Fungi belonging to different genera Aspergillus, Cladosporium, Purpureocillium, and Tilletiopsis were isolated as JF-associated microorganisms in Nemopilema nomurai [42], whereas the possible pathogenic activity, in terms of toxins produced by endobiotic bacteria in JF species Cyanea capillata and C. lamarckii, has been suggested by Schuett and Doepke [43]. The presence of possible endosymbiontic bacteria has also been suggested in tissue of Aurelia aurita [44]. However, at the present time, the actual relationship between JF and bacteria (Stenotrophomonas spp., Alteromonas spp., Pseudoalteromonas spp. and Vibrio spp.) in terms of tissue residence has not been determined [41,45]. At the moment, studies on the interaction, persistence and metabolic activities of these microorganisms in JF and JF-derived novel foods are not available. Moreover, only few examples characterizing secondary metabolites produced by JF-associated actinomycetes and fungi have been produced [46,47,48,49]. This study demonstrates that new tools for safety and quality assessment of this novel food are necessary in the next future.

Experiments are now in progress for the identification and characterization of bacteria and fungi isolated from JF together with their possible toxic or beneficial metabolites, in order to discover their possible negative (i.e., new pathogens) or positive (i.e., probiotics) role for humans.
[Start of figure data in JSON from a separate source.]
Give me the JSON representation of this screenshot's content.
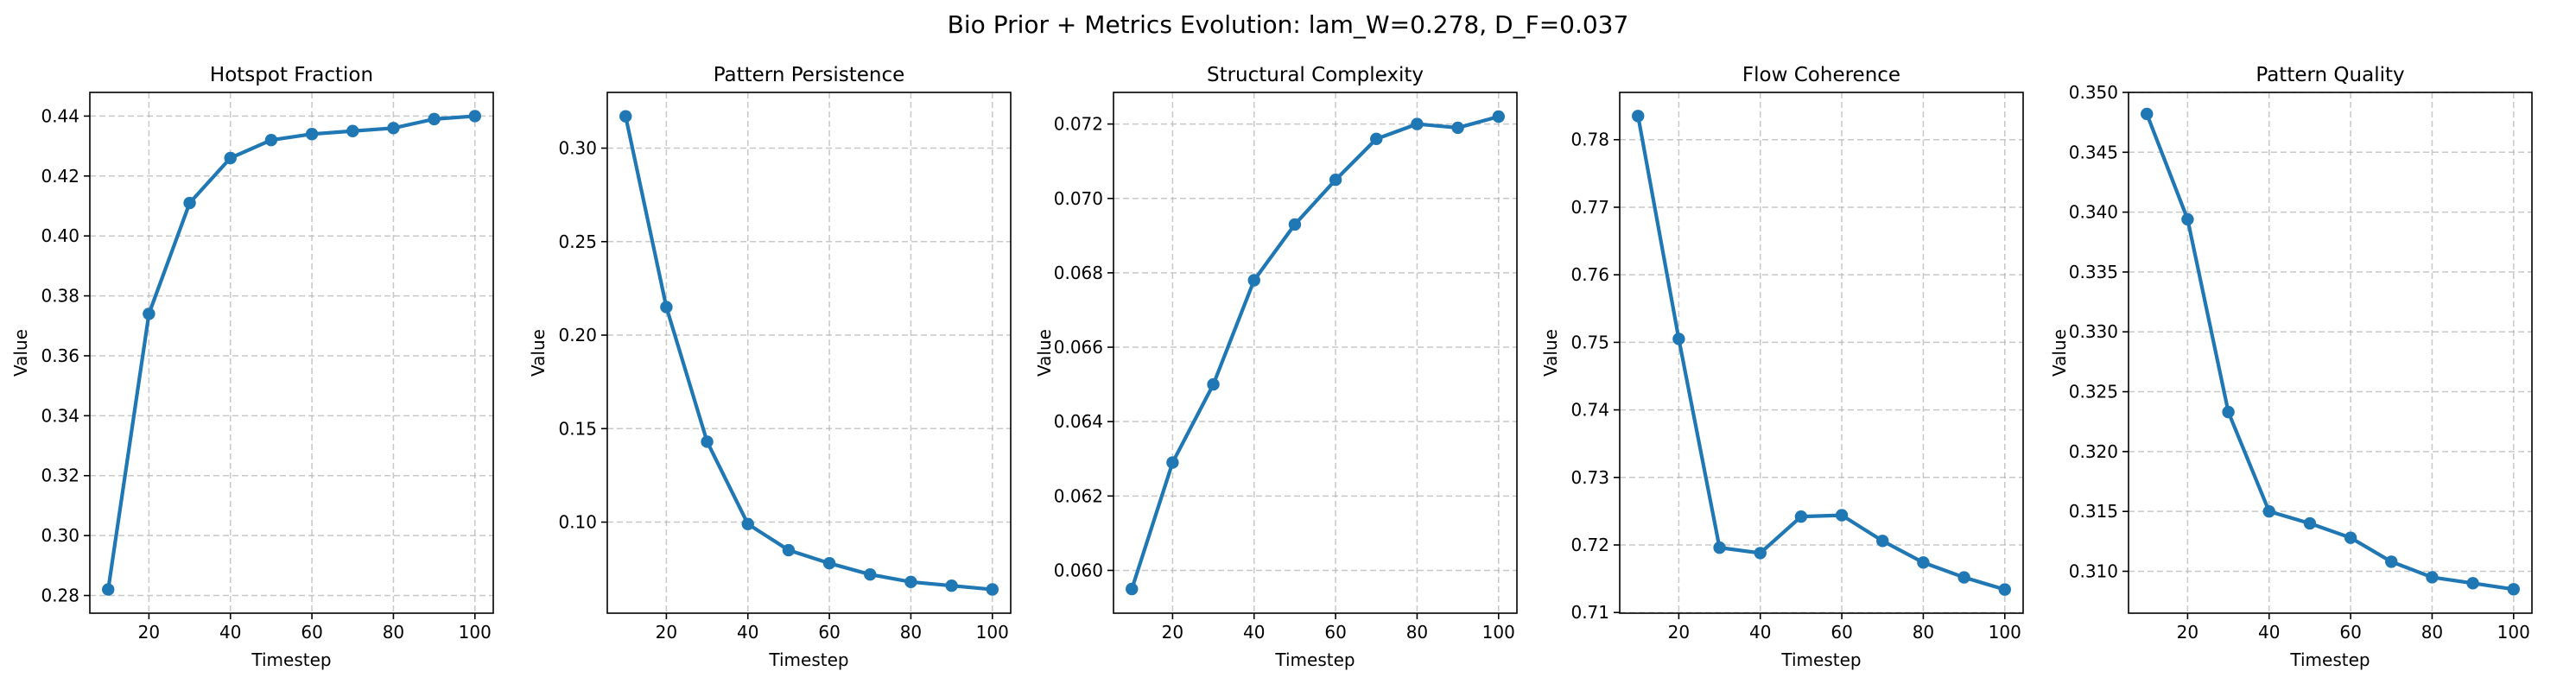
{
  "figure": {
    "suptitle": "Bio Prior + Metrics Evolution: lam_W=0.278, D_F=0.037",
    "line_color": "#1f77b4"
  },
  "chart_data": [
    {
      "type": "line",
      "title": "Hotspot Fraction",
      "xlabel": "Timestep",
      "ylabel": "Value",
      "x": [
        10,
        20,
        30,
        40,
        50,
        60,
        70,
        80,
        90,
        100
      ],
      "values": [
        0.282,
        0.374,
        0.411,
        0.426,
        0.432,
        0.434,
        0.435,
        0.436,
        0.439,
        0.44
      ],
      "xlim": [
        5.5,
        104.5
      ],
      "ylim": [
        0.2741,
        0.4479
      ],
      "xticks": [
        20,
        40,
        60,
        80,
        100
      ],
      "yticks": [
        0.28,
        0.3,
        0.32,
        0.34,
        0.36,
        0.38,
        0.4,
        0.42,
        0.44
      ],
      "ytick_labels": [
        "0.28",
        "0.30",
        "0.32",
        "0.34",
        "0.36",
        "0.38",
        "0.40",
        "0.42",
        "0.44"
      ],
      "grid": true,
      "marker": "circle"
    },
    {
      "type": "line",
      "title": "Pattern Persistence",
      "xlabel": "Timestep",
      "ylabel": "Value",
      "x": [
        10,
        20,
        30,
        40,
        50,
        60,
        70,
        80,
        90,
        100
      ],
      "values": [
        0.317,
        0.215,
        0.143,
        0.099,
        0.085,
        0.078,
        0.072,
        0.068,
        0.066,
        0.064
      ],
      "xlim": [
        5.5,
        104.5
      ],
      "ylim": [
        0.0513,
        0.3298
      ],
      "xticks": [
        20,
        40,
        60,
        80,
        100
      ],
      "yticks": [
        0.1,
        0.15,
        0.2,
        0.25,
        0.3
      ],
      "ytick_labels": [
        "0.10",
        "0.15",
        "0.20",
        "0.25",
        "0.30"
      ],
      "grid": true,
      "marker": "circle"
    },
    {
      "type": "line",
      "title": "Structural Complexity",
      "xlabel": "Timestep",
      "ylabel": "Value",
      "x": [
        10,
        20,
        30,
        40,
        50,
        60,
        70,
        80,
        90,
        100
      ],
      "values": [
        0.0595,
        0.0629,
        0.065,
        0.0678,
        0.0693,
        0.0705,
        0.0716,
        0.072,
        0.0719,
        0.0722
      ],
      "xlim": [
        5.5,
        104.5
      ],
      "ylim": [
        0.05885,
        0.07285
      ],
      "xticks": [
        20,
        40,
        60,
        80,
        100
      ],
      "yticks": [
        0.06,
        0.062,
        0.064,
        0.066,
        0.068,
        0.07,
        0.072
      ],
      "ytick_labels": [
        "0.060",
        "0.062",
        "0.064",
        "0.066",
        "0.068",
        "0.070",
        "0.072"
      ],
      "grid": true,
      "marker": "circle"
    },
    {
      "type": "line",
      "title": "Flow Coherence",
      "xlabel": "Timestep",
      "ylabel": "Value",
      "x": [
        10,
        20,
        30,
        40,
        50,
        60,
        70,
        80,
        90,
        100
      ],
      "values": [
        0.7835,
        0.7505,
        0.7196,
        0.7188,
        0.7242,
        0.7244,
        0.7206,
        0.7174,
        0.7152,
        0.7134
      ],
      "xlim": [
        5.5,
        104.5
      ],
      "ylim": [
        0.7099,
        0.787
      ],
      "xticks": [
        20,
        40,
        60,
        80,
        100
      ],
      "yticks": [
        0.71,
        0.72,
        0.73,
        0.74,
        0.75,
        0.76,
        0.77,
        0.78
      ],
      "ytick_labels": [
        "0.71",
        "0.72",
        "0.73",
        "0.74",
        "0.75",
        "0.76",
        "0.77",
        "0.78"
      ],
      "grid": true,
      "marker": "circle"
    },
    {
      "type": "line",
      "title": "Pattern Quality",
      "xlabel": "Timestep",
      "ylabel": "Value",
      "x": [
        10,
        20,
        30,
        40,
        50,
        60,
        70,
        80,
        90,
        100
      ],
      "values": [
        0.3482,
        0.3394,
        0.3233,
        0.315,
        0.314,
        0.3128,
        0.3108,
        0.3095,
        0.309,
        0.3085
      ],
      "xlim": [
        5.5,
        104.5
      ],
      "ylim": [
        0.3065,
        0.35
      ],
      "xticks": [
        20,
        40,
        60,
        80,
        100
      ],
      "yticks": [
        0.31,
        0.315,
        0.32,
        0.325,
        0.33,
        0.335,
        0.34,
        0.345,
        0.35
      ],
      "ytick_labels": [
        "0.310",
        "0.315",
        "0.320",
        "0.325",
        "0.330",
        "0.335",
        "0.340",
        "0.345",
        "0.350"
      ],
      "grid": true,
      "marker": "circle"
    }
  ]
}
Future studies should consider metagenomics and metabolomics approaches for the analysis of raw and processed JF for obtaining information on total microbiota associated to JF and qualitative and quantitative data on microbial metabolites.

Rhizostoma pulmo (known as sea lung or barrel JF) was used here as model organism, since it is considered edible in some Asian countries [20] and it has also been recently considered one of JF species in setting up a possible new method to obtain a potential human food or food ingredients for European Countries [11,12,13]. The set of parameters proposed in this study should be applied and validated also for other abundant and putatively edible JF species in Mediterranean Basin (i.e., Aurelia aurita, Cotylorhiza tuberculata, Rhopilema nomadica, etc) suitable to be used as novel foods in Western countries.

5. Conclusions

In this study, a collection of quality and safety parameters together with “process hygiene criteria” were identified and applied for assessment of JF as novel food in Europe. The results here reported indicate the importance of basic JF treatments by separating the umbrella and oral arms, by eliminating gastric contents followed by extensively washing the material with fresh water in order to maintain good quality and safety levels before processing to obtain a final product. These findings provide experimental data on the thousand-year old practice of JF pre-treatment in Asian Countries.
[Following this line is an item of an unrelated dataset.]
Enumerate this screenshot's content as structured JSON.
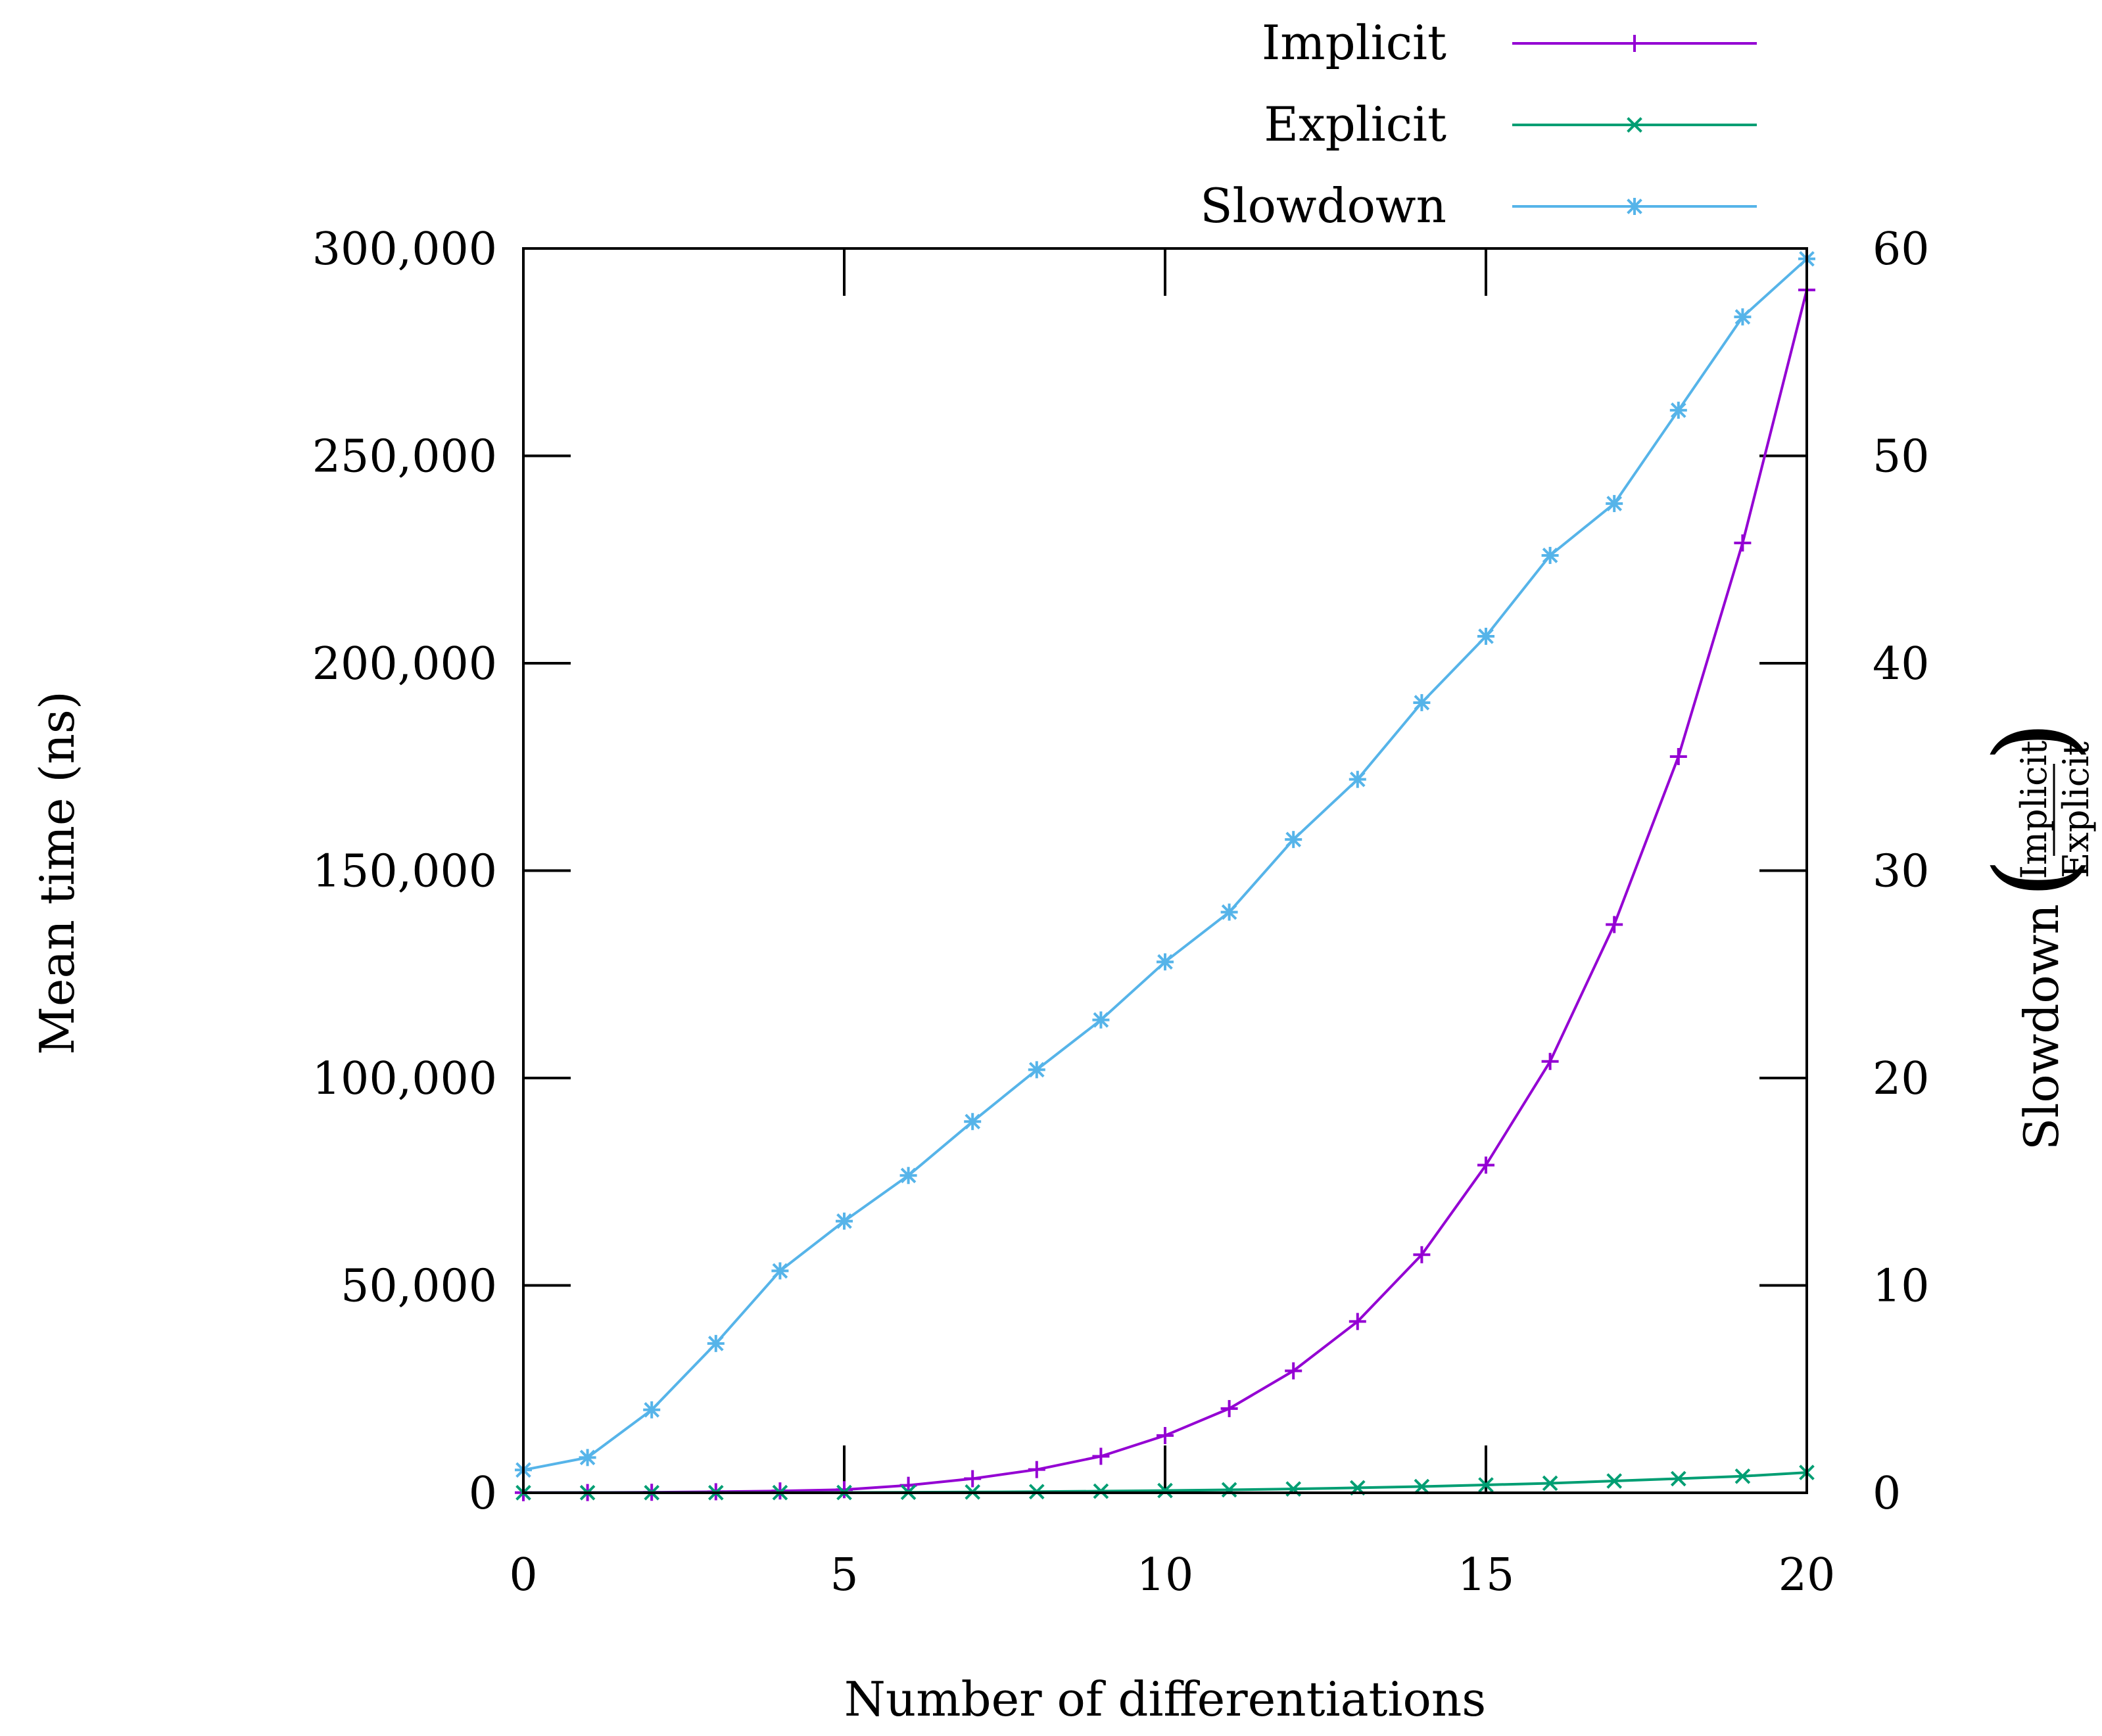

The use of optimized saline media is proposed here as an important emerging tool for going beyond the limits of conventional accredited methods for safety risk assessment of JF as human food. The present results, although preliminary, are in line with Commission Regulation (EC) N. 2073/2005 [21], where it is clearly expressed that the microbiological criteria already set are open to review and supplementing by considering “progress in science, technology and methodology, changes in prevalence and contamination levels, (…) as well as the possible outputs from risk assessments”.